Y así transcurrió la partecita de la Cumbre que me tocó ver. No sé nada de Ivanka Trump ni me interesa. No sé nada de las congresistas fujimoristas que supuestamente van a hablar sobre corrupción y por ahora tampoco me interesa. Solo sé que mientras se organiza este despliegue de gente, de gastadera de dinero para hablar sobre corrupción, Alberto Fujimori sigue sano, libre y pescando con su hijo Kenji, Keiko anda corriendo maratones en Estados Unidos, sobre Alan García aún no hay investigación fiscal conocida y Salvador Heresi Chicoma es ministro de Justicia y Derechos Humanos. Y, por si fuera poco, despertamos con la noticia del bombardeo a Siria.

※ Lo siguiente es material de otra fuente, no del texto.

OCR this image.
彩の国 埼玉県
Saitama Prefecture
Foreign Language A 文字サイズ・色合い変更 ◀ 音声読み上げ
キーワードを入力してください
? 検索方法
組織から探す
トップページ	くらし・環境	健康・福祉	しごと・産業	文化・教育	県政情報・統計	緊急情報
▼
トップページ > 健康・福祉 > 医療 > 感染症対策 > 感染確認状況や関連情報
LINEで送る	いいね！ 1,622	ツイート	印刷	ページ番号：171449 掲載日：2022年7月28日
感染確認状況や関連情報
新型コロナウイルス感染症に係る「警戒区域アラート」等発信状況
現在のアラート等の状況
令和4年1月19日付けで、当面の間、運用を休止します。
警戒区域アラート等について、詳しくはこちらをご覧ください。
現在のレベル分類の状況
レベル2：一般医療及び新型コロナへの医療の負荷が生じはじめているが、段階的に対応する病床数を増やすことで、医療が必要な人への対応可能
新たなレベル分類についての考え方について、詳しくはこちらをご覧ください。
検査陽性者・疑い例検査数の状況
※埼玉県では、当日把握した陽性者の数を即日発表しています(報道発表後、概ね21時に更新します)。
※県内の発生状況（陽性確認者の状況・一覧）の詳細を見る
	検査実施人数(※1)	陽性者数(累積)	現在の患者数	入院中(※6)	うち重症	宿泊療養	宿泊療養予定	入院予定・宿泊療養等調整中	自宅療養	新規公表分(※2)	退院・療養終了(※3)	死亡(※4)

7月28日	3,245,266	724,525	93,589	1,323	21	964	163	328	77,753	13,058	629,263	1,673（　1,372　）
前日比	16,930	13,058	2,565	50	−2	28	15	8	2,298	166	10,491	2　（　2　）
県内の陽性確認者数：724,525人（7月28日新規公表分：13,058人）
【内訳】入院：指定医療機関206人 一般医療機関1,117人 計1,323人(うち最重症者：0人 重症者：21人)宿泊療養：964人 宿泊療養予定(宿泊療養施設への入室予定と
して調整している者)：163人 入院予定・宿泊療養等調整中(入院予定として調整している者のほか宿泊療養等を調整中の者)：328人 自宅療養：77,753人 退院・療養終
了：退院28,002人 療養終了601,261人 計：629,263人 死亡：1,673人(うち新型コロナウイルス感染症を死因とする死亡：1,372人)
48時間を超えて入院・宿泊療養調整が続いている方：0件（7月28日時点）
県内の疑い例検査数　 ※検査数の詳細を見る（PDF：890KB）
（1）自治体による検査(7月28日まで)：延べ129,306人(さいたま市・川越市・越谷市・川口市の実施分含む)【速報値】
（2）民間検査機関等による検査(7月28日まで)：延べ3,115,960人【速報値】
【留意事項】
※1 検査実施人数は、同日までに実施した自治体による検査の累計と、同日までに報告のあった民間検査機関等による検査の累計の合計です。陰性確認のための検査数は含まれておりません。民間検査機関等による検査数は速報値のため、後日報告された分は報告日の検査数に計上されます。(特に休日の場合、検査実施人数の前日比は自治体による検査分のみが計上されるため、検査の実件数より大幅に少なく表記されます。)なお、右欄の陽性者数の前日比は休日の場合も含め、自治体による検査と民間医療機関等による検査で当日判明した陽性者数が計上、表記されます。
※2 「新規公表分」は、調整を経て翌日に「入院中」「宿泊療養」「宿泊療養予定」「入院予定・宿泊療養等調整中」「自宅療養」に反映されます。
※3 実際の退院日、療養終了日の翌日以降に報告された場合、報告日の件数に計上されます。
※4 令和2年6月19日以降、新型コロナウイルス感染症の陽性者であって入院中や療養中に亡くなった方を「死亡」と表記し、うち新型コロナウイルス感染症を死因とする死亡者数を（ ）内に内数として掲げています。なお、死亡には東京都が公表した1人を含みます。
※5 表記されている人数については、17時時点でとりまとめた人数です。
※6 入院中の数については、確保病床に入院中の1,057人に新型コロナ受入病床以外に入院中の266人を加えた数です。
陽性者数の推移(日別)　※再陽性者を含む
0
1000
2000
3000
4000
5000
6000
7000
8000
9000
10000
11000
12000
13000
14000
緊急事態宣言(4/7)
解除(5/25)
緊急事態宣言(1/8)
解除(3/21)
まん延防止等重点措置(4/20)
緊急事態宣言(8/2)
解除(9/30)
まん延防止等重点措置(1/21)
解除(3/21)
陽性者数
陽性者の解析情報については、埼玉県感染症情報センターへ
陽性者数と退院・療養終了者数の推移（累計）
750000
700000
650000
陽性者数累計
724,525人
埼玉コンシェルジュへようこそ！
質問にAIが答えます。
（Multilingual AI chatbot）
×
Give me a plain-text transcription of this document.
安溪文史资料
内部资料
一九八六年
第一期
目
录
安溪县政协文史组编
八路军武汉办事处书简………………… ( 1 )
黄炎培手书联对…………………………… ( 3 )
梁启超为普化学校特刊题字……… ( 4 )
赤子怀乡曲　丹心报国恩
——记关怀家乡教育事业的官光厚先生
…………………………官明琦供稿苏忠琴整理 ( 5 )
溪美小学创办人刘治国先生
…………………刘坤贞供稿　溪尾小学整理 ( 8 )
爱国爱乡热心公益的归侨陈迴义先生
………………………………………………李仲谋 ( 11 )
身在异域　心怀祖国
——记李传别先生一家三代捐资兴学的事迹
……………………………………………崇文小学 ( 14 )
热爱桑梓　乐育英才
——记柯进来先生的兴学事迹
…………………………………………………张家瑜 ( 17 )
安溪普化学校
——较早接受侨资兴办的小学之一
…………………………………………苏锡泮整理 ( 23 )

Punto aparte, y que sí merece un reconocimiento, es la rápida respuesta del gobierno frente al maltrato que se dio a una mujer trans al no aceptar su nombre, su identidad. Hizo bien en reaccionar y lo del uso de los baños unisex es un pasito chiquito pero importante en materia de igualdad de género. Además, nos sacó una sonrisa, por lo absurdo, ver cómo Juan Mendoza, denunciado por violencia contra las mujeres, se quejaba por esto. Allí te vas dando cuenta de quienes son las personas que no quieren que el statu quo cambie.

PD. Cuando estoy a punto de enviar este texto, veo que la declaración de la cumbre no hace mención a la necesidad de fortalecer el Sistema Interamericano de Derechos Humanos, tampoco hace referencia a la importancia en la lucha contra la corrupción de la necesidad de proteger a las y los defensores de derechos humanos y la obligación de los Estados de implementar mecanismos que los protejan. Lo que sí vale la pena resaltar y felicitar es que en la declaración se señala la importancia de la igualdad de género en las políticas públicas anticorrupción.